Whilst school closure may not have directly adverse effects on the economy, many are already concerned about the effects of factory and office closures with many lost working days due to sickness. Some commentators in the local press anticipate a drop in GDP and the possibility of missing the national growth target for 2005. A reduction in third-quarter GDP to below 4% - short of the official forecast of 5-6% - is being predicted.
"The presence of the smoke has numerous negative externalities," explained one local analyst to OBG. "Transport is affected by increased traffic, disruption to shipping and airports; anyone who works outside, like on plantations, will be affected; tourists will be turned off Malaysia, health costs will affect public expenditure - the list goes on. It's not going to be cheap."

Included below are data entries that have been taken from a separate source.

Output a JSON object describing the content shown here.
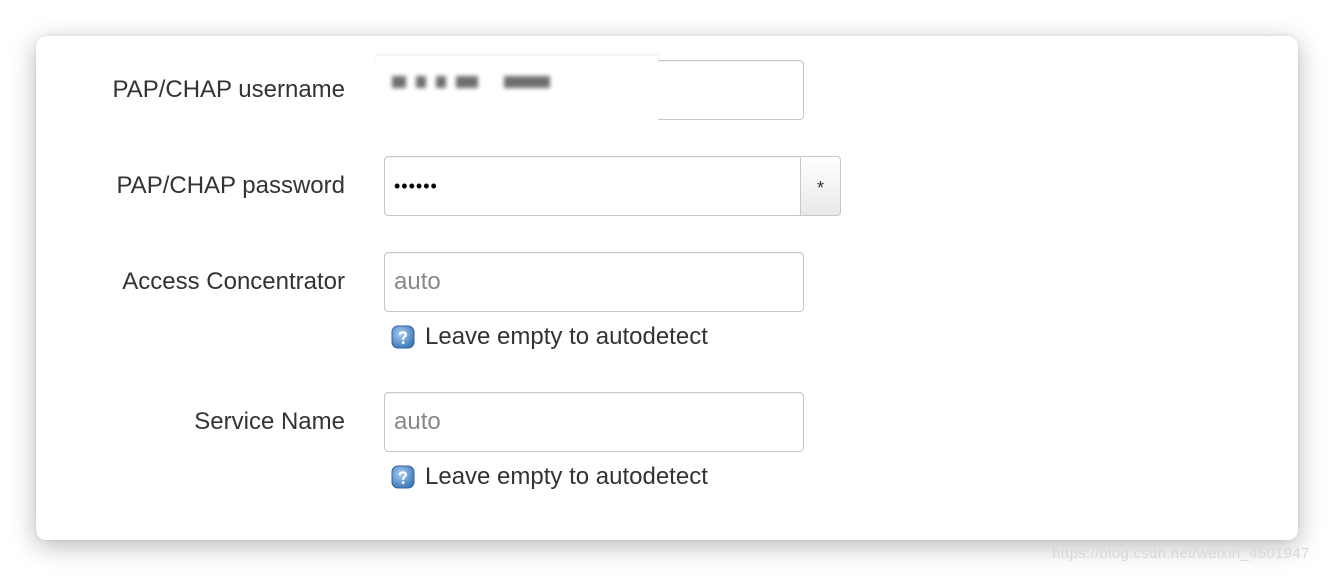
{
  "form": {
    "username": {
      "label": "PAP/CHAP username",
      "value": ""
    },
    "password": {
      "label": "PAP/CHAP password",
      "value": "••••••",
      "reveal_label": "*"
    },
    "access_concentrator": {
      "label": "Access Concentrator",
      "placeholder": "auto",
      "hint": "Leave empty to autodetect"
    },
    "service_name": {
      "label": "Service Name",
      "placeholder": "auto",
      "hint": "Leave empty to autodetect"
    }
  },
  "icons": {
    "help": "question-icon"
  },
  "colors": {
    "help_icon": "#5b8fc7",
    "border": "#c8c8c8",
    "text": "#333333",
    "placeholder": "#888888"
  },
  "watermark": "https://blog.csdn.net/weixin_4501947"
}
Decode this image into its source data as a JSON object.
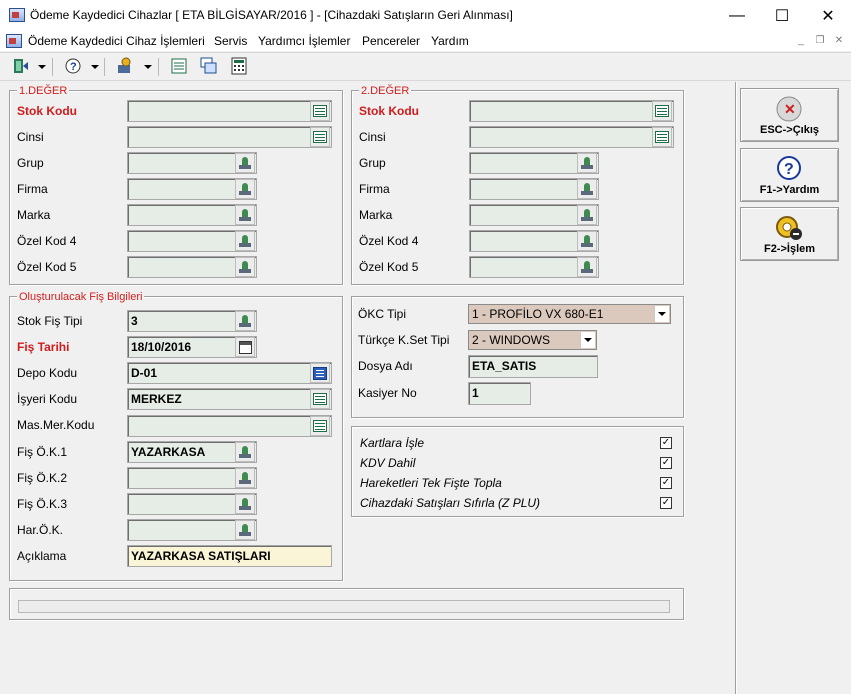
{
  "window": {
    "title": "Ödeme Kaydedici Cihazlar [ ETA BİLGİSAYAR/2016 ] - [Cihazdaki Satışların Geri Alınması]",
    "minimize": "—",
    "maximize": "☐",
    "close": "✕"
  },
  "menu": {
    "items": [
      "Ödeme Kaydedici Cihaz İşlemleri",
      "Servis",
      "Yardımcı İşlemler",
      "Pencereler",
      "Yardım"
    ],
    "mdi_min": "_",
    "mdi_restore": "❐",
    "mdi_close": "✕"
  },
  "panel1": {
    "legend": "1.DEĞER",
    "labels": [
      "Stok Kodu",
      "Cinsi",
      "Grup",
      "Firma",
      "Marka",
      "Özel Kod 4",
      "Özel Kod 5"
    ]
  },
  "panel2": {
    "legend": "2.DEĞER",
    "labels": [
      "Stok Kodu",
      "Cinsi",
      "Grup",
      "Firma",
      "Marka",
      "Özel Kod 4",
      "Özel Kod 5"
    ]
  },
  "fis": {
    "legend": "Oluşturulacak Fiş Bilgileri",
    "labels": [
      "Stok Fiş Tipi",
      "Fiş Tarihi",
      "Depo Kodu",
      "İşyeri Kodu",
      "Mas.Mer.Kodu",
      "Fiş Ö.K.1",
      "Fiş Ö.K.2",
      "Fiş Ö.K.3",
      "Har.Ö.K.",
      "Açıklama"
    ],
    "values": {
      "stok_fis_tipi": "3",
      "fis_tarihi": "18/10/2016",
      "depo_kodu": "D-01",
      "isyeri_kodu": "MERKEZ",
      "mas_mer_kodu": "",
      "fis_ok1": "YAZARKASA",
      "fis_ok2": "",
      "fis_ok3": "",
      "har_ok": "",
      "aciklama": "YAZARKASA SATIŞLARI"
    }
  },
  "okc": {
    "labels": [
      "ÖKC Tipi",
      "Türkçe K.Set Tipi",
      "Dosya Adı",
      "Kasiyer No"
    ],
    "okc_tipi": "1 - PROFİLO VX 680-E1",
    "kset_tipi": "2 - WINDOWS",
    "dosya_adi": "ETA_SATIS",
    "kasiyer_no": "1"
  },
  "options": [
    {
      "label": "Kartlara İşle",
      "checked": true
    },
    {
      "label": "KDV Dahil",
      "checked": true
    },
    {
      "label": "Hareketleri Tek Fişte Topla",
      "checked": true
    },
    {
      "label": "Cihazdaki Satışları Sıfırla (Z PLU)",
      "checked": true
    }
  ],
  "check_mark": "✓",
  "side_buttons": {
    "esc": "ESC->Çıkış",
    "f1": "F1->Yardım",
    "f2": "F2->İşlem",
    "esc_glyph": "✕",
    "f1_glyph": "?"
  },
  "colors": {
    "required_label": "#d01c1c",
    "field_bg": "#e6ede6",
    "combo_bg": "#dcc9bd",
    "note_bg": "#fbf5d8"
  }
}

According to figures from the World Land and Forest Fire Hazards conference in 2002, the country lost RM802m ($210m) in the 1997 haze episode.
With all the disruption, the blame has been firmly planted across the water in Sumatra. Malaysia's neighbour across the straits is not the only source of the smoke though; peat fires in the capital state of Selangor, south of the government city, Putrajaya, are also blamed.
However, in an interesting twist, some of the burning off in Sumatra is reported by Indonesian sources to be taking place on land owned by Malaysian plantation operators.
According to Indonesian Forestry Minister Malam Sambat Kaban, 10 Malaysian-owned companies operating in the region are among the culprits. This represents a significant proportion of almost 30 Malaysian firms know to be running plantations in Sumatra.
Malaysian Plantation Industries and Commodities Minister Peter Chin therefore departed for Sumatra on August 11 to personally get a picture of what is going on. This came alongside offers to send extra fire fighters from Malaysia to Sumatra, although many are unsure about how much they could help at this late stage, as the forest fires get worse.
Chin was further quoted as saying that the offending plantation owners would be "given a piece of our mind". Promises that the guilty parties will be called to account for their actions have been heard before, but this time many hope that the scale of the problem and its widespread implications will spur the government to firm and transparent action against those involved.
But while the population of Malaysia's most developed state may breathe easier in future knowing that those responsible will be called to account, for now the dust masks are selling faster than hot cakes.